California Court of Appeals, Fifth District
Jul 19, 2010
No. F059444 (Cal. Ct. App. Jul. 19, 2010)

Opinion

NOT TO BE PUBLISHED

APPEAL from a judgment of the Superior Court of Kern County. Super. Ct. No. S-1501-AT-2529, Judith K. Dulcich, Judge.

Kathleen Murphy Mallinger, under appointment by the Court of Appeal, for Objector and Appellant.

Law Offices of Edward J. Quirk, Jr., and Edward J. Quirk, Jr., for Plaintiffs and Respondents.


OPINION

THE COURT

Before Cornell, Acting P.J., Gomes, J. and Kane, J.

INTRODUCTION

R.H., Sr. (hereafter father), appeals the family court’s order declaring his minor child, R.H., Jr., abandoned and terminating his parental rights pursuant to Family Code section 7800 et seq. Father acknowledges he did not visit or support the child for a period of time in excess of six months, but contends he had no intent to abandon the child. We will affirm the order.

All further statutory references are to the Family Code unless otherwise noted.

FACTUAL AND PROCEDURAL SUMMARY

R.H., Jr., born in January 2006, has lived with and been cared for by F.C. and her husband L.C. since R.H., Jr., was five months old. R.H., Jr.’s mother was incarcerated in June 2006 and asked F.C., who is mother’s cousin, and L.C. to care for R.H., Jr. R.H., Jr.’s mother consented to having F.C. and L.C. adopt R.H., Jr.

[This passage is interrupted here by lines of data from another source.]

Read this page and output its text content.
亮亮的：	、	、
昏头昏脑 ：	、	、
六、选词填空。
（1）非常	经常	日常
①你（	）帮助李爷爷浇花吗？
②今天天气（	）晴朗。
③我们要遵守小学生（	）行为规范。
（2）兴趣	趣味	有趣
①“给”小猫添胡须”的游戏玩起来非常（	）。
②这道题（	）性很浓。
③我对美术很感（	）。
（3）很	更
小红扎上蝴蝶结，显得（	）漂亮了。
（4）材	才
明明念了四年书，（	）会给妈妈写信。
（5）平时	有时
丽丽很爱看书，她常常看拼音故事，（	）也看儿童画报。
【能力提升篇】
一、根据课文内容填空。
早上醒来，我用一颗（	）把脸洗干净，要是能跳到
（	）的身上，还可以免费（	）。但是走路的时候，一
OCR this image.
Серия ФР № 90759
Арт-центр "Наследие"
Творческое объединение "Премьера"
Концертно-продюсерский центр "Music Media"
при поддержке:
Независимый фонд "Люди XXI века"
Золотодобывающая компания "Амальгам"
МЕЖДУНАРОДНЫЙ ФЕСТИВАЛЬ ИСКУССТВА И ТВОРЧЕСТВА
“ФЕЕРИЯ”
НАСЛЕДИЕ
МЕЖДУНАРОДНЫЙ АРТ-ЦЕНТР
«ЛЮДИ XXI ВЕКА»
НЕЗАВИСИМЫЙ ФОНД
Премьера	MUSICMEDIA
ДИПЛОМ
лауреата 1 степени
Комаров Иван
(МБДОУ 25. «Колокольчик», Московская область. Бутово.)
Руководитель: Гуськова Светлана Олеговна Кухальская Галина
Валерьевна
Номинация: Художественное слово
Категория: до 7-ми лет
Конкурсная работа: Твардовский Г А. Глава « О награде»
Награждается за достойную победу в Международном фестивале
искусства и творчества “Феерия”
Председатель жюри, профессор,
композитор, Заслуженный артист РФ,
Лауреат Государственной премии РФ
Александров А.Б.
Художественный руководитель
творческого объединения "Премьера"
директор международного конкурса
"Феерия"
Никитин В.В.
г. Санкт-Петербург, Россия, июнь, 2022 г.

Father had contact with R.H., Jr., almost daily during the first month after R.H. Jr.’s birth, although father was not listed as R.H., Jr.’s father on the birth certificate. Father was incarcerated in February 2006. While incarcerated, he sent some letters and cards to R.H., Jr.

F.C. and L.C. (collectively guardians) were appointed as R.H., Jr.’s guardians in May 2007. On July 19, 2007, the guardians filed a petition to terminate father’s parental rights on the grounds he had been convicted of a felony and had not communicated with or supported R.H., Jr. On August 13, 2007, father filed a letter with the family court stating he was to be released in March 2008 and “from that date on I plan to fully participate in my son’s life.”

After father’s release from prison in March 2008, father took up residence 10 houses away from where R.H., Jr., lived. In the first couple of months after his release from prison, father visited with R.H., Jr., three or four times for about 15 to 20 minutes per visit. When R.H., Jr.’s guardians asked father to call first, instead of simply stopping by, father stopped visiting R.H., Jr. Father’s last contact with R.H., Jr., was in March or April of 2008. Father never provided any support for R.H., Jr. R.H., Jr., was supported solely by his guardians since June 2006.

When F.C. and L.C. asked father to sign a consent to adoption form, father refused. Instead, R.H., Jr.’s mother completed paperwork for father to sign seeking to terminate the guardianship. Father failed to appear at the hearing on April 27, 2009, or to follow through on the paperwork.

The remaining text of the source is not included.